There are well over 600,000 financial advisors of various flavors competing for your personal investing business—registered reps, investment advisors, dual registered, and insurance agents, each with a different angle and way to be paid. Regardless and not surprisingly, most are focused on investing, investment strategies, and getting you into investment products.
As a consequence, most focus on your investment portfolio first and your goals secondly, if at all. Typically they have already assigned you a goal that is implicit in their approach—your goal is either chasing maximum return or trying to tame the market through risk-adjusted total return. The attempt to tame the market with a risk-adjusted balanced portfolio is the big-firm mainstream today. Market chasing is more the purview of the hedge-fund set.
Though these approaches may make sense as investment goals for institutions and endowments, they can be problematic for “people,” especially people in the later stages of their careers whose most important goal is safely funding a potentially long retirement after the paychecks stop. As you approach retirement, your goal changes from chasing maximum or total return to creating secure retirement income. Safety-first instead of returns-first.
The allure of maximum return or the logic of total return can be persuasive, but both involve levels of market risk that may jeopardize access to your savings during a downturn early in retirement just when it may make good sense to start spending some of it down.
For instance, by deferring Social Security benefits and using withdrawals from deferred accounts instead from age 62 to 70, you can postpone and increase monthly Social Security benefits over your lifetime—the best “annuity” you can buy—while lowering your deferred account balance, Required Minimum Distributions, and the taxes that come along with them, after age 70. Lower taxable withdrawals after age 70 can keep you out of a higher tax bracket and under a larger Medicare premium threshold. It makes sense to look at the bigger picture to ensure you’re chasing the right goal.
In their returns-first approach, financial advisors use a number of ways to allocate your portfolio. Perhaps the most common is the risk tolerance quiz, which conveniently aligns with the securities law suitability requirement. Your self-assessed feelings about “risk” and losing money are matched up with conservative, moderate, and aggressive allocations. Behavioral finance suggests this is unreliable, that us our feelings about risk are fickle and change with the news and the market’s direction.
Others use rules of the thumb based on age, such as age-in-bonds, to create a “glide path” for equities as you come in for a landing. Still others have allocation theories based on investing horizon or dynamic strategies like momentum, which is driven by changing investor confidence. Market risk is the same every day—your time horizon doesn’t change the risk.

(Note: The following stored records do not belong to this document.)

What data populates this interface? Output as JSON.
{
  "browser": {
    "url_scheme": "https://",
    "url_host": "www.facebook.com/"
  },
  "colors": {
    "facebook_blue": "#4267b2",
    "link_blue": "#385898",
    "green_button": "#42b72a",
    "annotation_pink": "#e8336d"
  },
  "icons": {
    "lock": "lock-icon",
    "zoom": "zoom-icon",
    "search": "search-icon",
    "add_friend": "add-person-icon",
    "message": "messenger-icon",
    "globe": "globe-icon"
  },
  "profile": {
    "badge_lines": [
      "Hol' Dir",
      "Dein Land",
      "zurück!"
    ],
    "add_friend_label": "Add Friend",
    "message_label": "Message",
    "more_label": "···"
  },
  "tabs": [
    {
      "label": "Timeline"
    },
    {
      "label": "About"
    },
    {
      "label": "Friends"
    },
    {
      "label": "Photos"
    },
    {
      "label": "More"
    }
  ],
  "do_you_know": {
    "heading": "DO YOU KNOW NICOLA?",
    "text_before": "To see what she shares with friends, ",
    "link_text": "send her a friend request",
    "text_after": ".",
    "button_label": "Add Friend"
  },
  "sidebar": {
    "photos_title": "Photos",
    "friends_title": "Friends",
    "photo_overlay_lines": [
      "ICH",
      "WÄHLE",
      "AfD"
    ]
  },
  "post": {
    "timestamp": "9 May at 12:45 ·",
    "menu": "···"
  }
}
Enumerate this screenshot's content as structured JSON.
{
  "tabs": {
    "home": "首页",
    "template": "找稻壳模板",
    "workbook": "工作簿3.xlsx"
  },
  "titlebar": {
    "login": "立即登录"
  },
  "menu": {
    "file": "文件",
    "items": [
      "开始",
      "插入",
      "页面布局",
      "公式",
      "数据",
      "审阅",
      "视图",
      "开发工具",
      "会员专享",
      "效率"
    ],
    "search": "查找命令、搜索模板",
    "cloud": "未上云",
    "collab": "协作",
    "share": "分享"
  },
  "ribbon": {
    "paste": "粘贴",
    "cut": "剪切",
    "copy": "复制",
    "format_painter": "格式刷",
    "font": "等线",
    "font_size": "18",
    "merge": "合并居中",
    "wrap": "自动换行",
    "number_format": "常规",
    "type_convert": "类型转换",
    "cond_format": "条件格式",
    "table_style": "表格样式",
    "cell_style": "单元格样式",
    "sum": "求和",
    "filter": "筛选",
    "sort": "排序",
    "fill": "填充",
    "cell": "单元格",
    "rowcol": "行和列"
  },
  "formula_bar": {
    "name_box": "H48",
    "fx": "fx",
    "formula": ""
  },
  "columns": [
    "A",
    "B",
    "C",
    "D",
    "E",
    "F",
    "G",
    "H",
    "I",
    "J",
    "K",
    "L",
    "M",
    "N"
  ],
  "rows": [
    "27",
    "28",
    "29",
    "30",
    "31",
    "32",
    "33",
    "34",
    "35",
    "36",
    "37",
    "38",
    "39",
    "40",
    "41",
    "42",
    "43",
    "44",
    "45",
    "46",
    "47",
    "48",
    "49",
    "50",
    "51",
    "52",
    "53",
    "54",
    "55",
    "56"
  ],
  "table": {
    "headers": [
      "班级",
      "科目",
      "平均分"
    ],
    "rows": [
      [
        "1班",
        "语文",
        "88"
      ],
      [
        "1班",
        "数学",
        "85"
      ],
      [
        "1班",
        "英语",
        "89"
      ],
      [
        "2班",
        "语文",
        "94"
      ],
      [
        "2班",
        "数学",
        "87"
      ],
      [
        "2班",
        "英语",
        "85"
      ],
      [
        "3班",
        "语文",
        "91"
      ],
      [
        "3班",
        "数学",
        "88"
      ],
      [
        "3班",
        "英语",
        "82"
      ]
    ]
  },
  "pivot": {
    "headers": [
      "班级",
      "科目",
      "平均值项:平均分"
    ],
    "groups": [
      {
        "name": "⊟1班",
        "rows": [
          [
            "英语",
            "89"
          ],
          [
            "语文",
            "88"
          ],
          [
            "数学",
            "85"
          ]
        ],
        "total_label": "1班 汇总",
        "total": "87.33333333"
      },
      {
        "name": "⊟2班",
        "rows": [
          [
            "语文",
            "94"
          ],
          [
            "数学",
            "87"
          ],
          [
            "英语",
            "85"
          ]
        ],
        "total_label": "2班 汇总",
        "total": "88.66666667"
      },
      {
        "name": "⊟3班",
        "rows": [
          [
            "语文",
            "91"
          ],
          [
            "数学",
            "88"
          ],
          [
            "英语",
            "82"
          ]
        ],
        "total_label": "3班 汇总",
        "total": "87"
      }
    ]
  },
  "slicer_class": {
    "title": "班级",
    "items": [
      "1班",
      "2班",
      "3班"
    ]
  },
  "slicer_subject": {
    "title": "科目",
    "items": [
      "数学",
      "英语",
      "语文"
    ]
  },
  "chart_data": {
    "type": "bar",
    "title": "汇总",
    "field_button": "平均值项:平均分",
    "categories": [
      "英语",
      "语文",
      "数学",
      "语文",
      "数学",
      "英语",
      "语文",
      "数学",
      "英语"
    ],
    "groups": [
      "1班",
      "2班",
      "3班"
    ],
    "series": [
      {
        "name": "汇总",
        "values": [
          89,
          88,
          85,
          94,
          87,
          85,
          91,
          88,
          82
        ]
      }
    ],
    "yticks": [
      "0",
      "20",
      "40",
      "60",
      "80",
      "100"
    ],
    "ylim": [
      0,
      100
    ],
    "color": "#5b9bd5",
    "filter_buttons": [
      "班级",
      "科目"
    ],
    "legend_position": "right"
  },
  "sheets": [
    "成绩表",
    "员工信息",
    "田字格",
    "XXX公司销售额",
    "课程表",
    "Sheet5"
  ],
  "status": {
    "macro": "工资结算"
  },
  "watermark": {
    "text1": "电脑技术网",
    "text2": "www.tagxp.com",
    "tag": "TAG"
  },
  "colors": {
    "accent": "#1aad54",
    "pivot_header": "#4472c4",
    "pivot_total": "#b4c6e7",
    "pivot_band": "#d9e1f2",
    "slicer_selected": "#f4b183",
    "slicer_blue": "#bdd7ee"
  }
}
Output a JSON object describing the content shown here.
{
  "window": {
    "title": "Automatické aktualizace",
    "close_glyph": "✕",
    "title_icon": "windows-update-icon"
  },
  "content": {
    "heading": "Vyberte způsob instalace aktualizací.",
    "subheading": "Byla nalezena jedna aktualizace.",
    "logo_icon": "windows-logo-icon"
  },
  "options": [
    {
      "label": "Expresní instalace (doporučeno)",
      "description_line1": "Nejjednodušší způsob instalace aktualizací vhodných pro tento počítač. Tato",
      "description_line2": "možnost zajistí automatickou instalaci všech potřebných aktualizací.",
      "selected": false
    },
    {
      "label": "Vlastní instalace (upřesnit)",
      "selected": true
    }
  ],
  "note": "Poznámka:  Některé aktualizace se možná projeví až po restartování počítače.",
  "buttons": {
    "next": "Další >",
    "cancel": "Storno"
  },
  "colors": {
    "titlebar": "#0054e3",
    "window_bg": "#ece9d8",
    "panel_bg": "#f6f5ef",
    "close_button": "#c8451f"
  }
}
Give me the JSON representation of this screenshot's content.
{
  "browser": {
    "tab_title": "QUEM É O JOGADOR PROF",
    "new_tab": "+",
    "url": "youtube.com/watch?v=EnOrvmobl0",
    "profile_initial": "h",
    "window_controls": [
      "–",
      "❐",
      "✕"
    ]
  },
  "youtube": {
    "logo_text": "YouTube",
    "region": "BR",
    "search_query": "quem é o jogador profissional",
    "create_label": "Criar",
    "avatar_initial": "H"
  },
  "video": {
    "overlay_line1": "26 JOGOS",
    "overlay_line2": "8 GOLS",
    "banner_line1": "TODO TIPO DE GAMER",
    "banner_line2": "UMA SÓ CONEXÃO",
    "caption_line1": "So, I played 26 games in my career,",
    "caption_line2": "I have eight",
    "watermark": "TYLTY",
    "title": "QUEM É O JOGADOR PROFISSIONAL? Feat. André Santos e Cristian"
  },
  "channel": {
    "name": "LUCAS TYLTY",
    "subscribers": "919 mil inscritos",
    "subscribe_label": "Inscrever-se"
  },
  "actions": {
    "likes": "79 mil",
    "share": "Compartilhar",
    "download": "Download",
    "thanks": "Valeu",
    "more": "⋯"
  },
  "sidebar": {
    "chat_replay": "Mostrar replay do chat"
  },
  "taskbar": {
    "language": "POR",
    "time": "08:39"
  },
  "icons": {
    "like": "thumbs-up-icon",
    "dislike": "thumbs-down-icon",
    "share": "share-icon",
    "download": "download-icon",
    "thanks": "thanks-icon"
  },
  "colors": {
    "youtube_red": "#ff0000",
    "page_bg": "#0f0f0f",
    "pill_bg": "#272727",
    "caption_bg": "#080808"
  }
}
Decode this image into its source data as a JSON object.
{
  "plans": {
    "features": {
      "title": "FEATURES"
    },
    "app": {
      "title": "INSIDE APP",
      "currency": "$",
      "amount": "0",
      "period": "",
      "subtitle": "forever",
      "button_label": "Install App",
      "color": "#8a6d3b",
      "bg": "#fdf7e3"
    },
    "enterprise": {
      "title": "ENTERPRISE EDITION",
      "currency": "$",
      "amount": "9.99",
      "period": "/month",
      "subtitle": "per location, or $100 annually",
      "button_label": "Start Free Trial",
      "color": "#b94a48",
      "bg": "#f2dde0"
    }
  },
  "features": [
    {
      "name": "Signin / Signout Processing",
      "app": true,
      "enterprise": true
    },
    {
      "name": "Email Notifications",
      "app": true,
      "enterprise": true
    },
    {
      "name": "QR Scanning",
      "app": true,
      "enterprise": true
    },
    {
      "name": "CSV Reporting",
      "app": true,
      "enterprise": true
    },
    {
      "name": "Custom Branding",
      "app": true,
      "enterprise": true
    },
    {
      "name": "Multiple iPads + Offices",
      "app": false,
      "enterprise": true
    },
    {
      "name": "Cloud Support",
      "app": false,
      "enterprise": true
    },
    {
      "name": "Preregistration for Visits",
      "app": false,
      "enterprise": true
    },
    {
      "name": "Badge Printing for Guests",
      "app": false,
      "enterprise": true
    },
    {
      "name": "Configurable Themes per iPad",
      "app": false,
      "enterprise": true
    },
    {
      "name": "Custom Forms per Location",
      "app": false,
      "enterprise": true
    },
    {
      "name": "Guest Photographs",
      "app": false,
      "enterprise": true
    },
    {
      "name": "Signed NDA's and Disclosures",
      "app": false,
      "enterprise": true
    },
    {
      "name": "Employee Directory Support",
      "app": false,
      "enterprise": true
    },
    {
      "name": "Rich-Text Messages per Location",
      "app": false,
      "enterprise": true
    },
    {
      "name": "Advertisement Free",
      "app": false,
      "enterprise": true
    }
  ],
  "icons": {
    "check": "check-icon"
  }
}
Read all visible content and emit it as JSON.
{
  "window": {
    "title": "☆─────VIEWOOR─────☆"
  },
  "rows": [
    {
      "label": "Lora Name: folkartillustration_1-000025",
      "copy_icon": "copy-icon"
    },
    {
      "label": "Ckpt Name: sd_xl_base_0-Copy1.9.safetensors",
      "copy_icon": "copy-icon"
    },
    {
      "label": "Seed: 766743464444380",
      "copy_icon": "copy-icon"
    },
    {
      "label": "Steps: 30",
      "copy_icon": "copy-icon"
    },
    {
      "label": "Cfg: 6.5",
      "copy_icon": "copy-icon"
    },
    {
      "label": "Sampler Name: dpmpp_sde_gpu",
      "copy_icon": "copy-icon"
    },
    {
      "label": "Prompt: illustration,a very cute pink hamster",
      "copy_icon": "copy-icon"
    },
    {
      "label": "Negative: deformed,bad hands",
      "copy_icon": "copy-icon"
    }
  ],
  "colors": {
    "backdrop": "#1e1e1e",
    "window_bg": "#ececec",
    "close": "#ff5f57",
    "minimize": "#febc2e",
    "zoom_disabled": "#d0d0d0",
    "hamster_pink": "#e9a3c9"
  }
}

These rules of the thumb and allocation formulas are generalized and arbitrary, and are often little more than justifications for getting you into financial products. They do not address the specifics of your personal financial status and goals.
Instead, you should make a financial plan that is built around your household balance sheet. Your balance sheet provides the basis for a logical way to manage your savings and investing based on the simple math of your personal finances and your progress in the financial lifecycle.
As you enter the pre-retirement red zone, your plan should evaluate your fundedness—the ratio of your savings to your expected annual expenses—to determine whether you are under-funded, constrained, or well-funded. The options and approaches for using your savings to best maintain your lifestyle vary considerably along the scale from under-funded to well-funded. Without an understanding your fundedness, you might be persuaded by an advisor with a returns-first approach to make a poor choice in the markets that puts your lifestyle at risk.
Beyond fundedness, your balance sheet will show your income floor—the amount of savings you need to cover all expected expenses throughout retirement not covered by SS plus pensions. When you know your floor, you also know your upside—the amount of your savings above the floor that you can risk in the market for growth without jeopardizing your standard of living. This gives you the fundamental knowledge about your financial health that you need as the basis for investment allocations rather than vague feelings about risk and loss or arbitrary measures.
Your plan should also review your specific household risk exposures, which include deep risks like inflation and deflation, taxes and regulatory risks, risks of chance and household shocks, longevity risk, household special situations, and behavioral risks like overspending, and not just the market risk which is the main concern of investing of most financial advisors who follow returns-first methods.
The end result of your plan is the allocation of your financial capital to upside/floor/longevity/reserves as the crystallization of your household risk management plan. From your U/F/L/R allocation, you can determine the allocation to stocks, bonds, longevity investments, and cash that will see you securely through retirement and to your legacy goals. If you have limited or no upside, this may mean no exposure to stocks at all.
Put the horse properly in front of the cart. Make a goals-based financial plan first, understand your fundedness, your balance sheet and your U/F/L/R allocation, and then consider how investing and returns best fit into your plan.